Le burn-out est donc une interaction complexe entre des facteurs externes (environnement de travail oppressif, surcharge de travail, manque de soutien) et des facteurs internes (perfectionnisme, difficulté à dire non, mauvaise gestion du temps). Reconnaître ses propres tendances à se surcharger et à ignorer ses limites est aussi crucial que d'améliorer son environnement de travail pour prévenir l'épuisement.
La gestion du burn-out demande souvent une approche sur plusieurs fronts : réduire les pressions extérieures, mais aussi développer des compétences d’auto-gestion et apprendre à poser des limites pour mieux se protéger.
La prise en charge vise à traiter le trouble identifié et aussi d'agir sur le contexte socioprofessionnel, le contexte psychologique à l’origine du trouble.
La prescription d’un arrêt de travail est le plus souvent nécessaire. Sa durée sera adaptée à l’évolution du trouble et du contexte socioprofessionnel.
Le médecin traitant coordonne cette prise en charge. Il prescrit si nécessaire un traitement en s’appuyant sur la démarche diagnostique et adresse éventuellement le patient à un psychiatre. L’intervention d’un psychiatre peut être sollicitée notamment pour réaliser un diagnostic psychopathologique ou une adaptation thérapeutique, prendre en charge un trouble sévère et poursuivre un arrêt maladie.
La prescription d’un traitement antidépresseur est uniquement recommandée dans le cadre de ses indications (troubles anxieux, troubles dépressifs(4).
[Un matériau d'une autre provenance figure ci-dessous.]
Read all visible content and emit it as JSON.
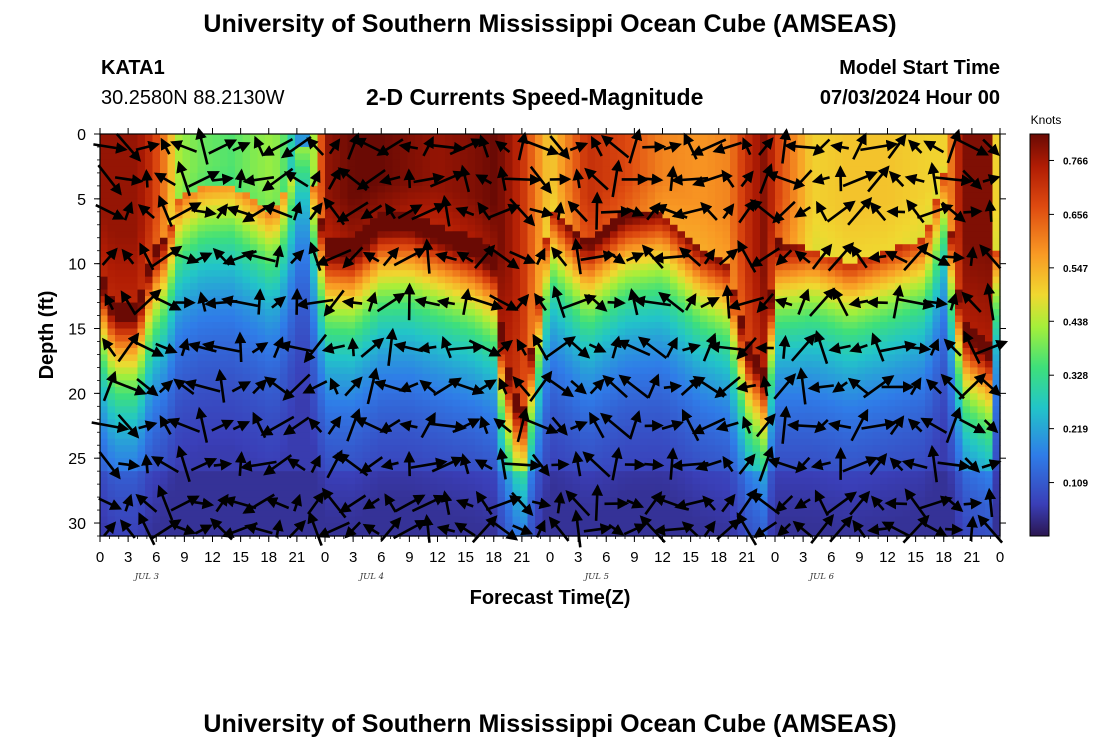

Le traitement du trouble peut comporter une prise en charge non médicamenteuse fondée sur des interventions psychothérapeutiques ou psychocorporelles effectuées par un professionnel de santé ou un psychologue formé à ces techniques.
Dans tous les cas, il est recommandé que le médecin traitant se mette, avec l’accord du patient, en contact avec son médecin du travail ou celui d’une consultation de pathologie professionnelle(5) pour alerter et avoir un éclairage sur le lieu de travail.
L’analyse du poste et des conditions de travail est en effet indispensable. Celle-ci est réalisée par l’équipe pluridisciplinaire coordonnée par le médecin du travail. Des actions de prévention (individuelle et/ou collective) sont préconisées en conséquence.
La prise en charge des aspects médico-socio-professionnels et psychologiques est indispensable, notamment pour aider les patients dans les démarches médico-administratives : orientation vers les consultations de pathologie professionnelle, services d’assistante sociale, etc.
(4). Haute Autorité de Santé. Recommandations sur l’épisode dépressif caractérisé de l’adulte : prise en charge en soins de premier recours (en cours d’actualisation).
(5). Pour les personnes ne disposant pas de médecin du travail.